Preliminaries of IMU Preintegration (1) Definition of Keyframe

먼저 preintegration을 이해하기 전에 keyframe가 무엇인지 알아야 한다. keyframe은 말그대로 “중요한 (key) frame”을 뜻하는데, 여기서 “중요하다”는 말은 주어진 두 frame 사이에 relative pose를 추정할 때 주변 환경의 기하학적 특성을 잘 묘사할 수 있는 reliable & repeatable features가 풍부하여 충분히 정확한 pose 추정이 가능하다는 것을 의미한다.
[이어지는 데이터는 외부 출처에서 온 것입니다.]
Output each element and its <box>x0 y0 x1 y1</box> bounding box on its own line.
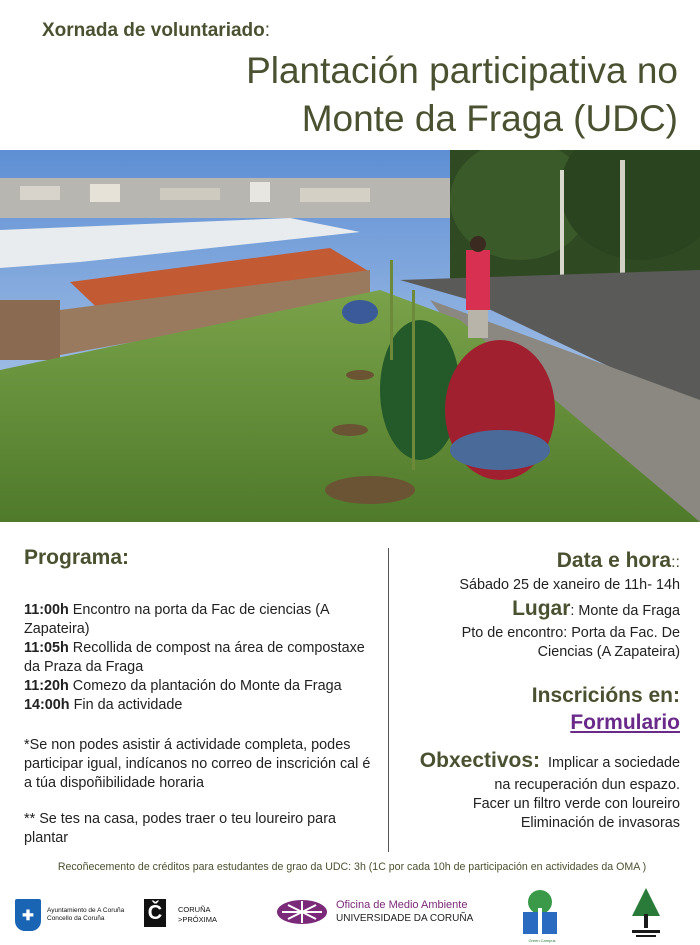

keyframe을 선정하는 주된 이유는 사용하는 sesnor의 모든 data를 전부 사용하여 SLAM을 하려 하면 많은 메모리를 필요로 하기 때문이라고 생각한다. 예를 들자면, 3D LiDAR sensor는 대부분 10 Hz로 3D point cloud를 취득하고, camera sensor의 같은 경우에는 약 30 Hz로 image를 취득한다. 그런데 LiDAR sensor를 활용해서 큰 도심 환경을 매핑하기 위해 약 1시간 가량 데이터를 취득했다고 가정하면, 1시간 동안 약 36,000개의 frame을 얻게 된다. 각 frame은 약 10만 여개의 points로 구성되어 있는데 (64 채널 기준. Velodyne HDL 64E의 경우 약 130,000 여개의 points를 매 frame마다 획득함), 이 raw range를 (x, y, z) format으로 파싱하면 각 point 당 3개의 float을 필요로 하게 된다. 그러면 어림잡아도 raw data를 저장하는 데에만 36,000 * 130,000 * 3 * 4하게 되면 약 56 GB 정도의 메모리가 필요하게 된다 (물론 이해를 돕기 위한 예시일 뿐, 정확하지 않음. 실제로 SLAM을 할 때는 voxelization 등을 활용해서 최소한 points만 저장하기 때문).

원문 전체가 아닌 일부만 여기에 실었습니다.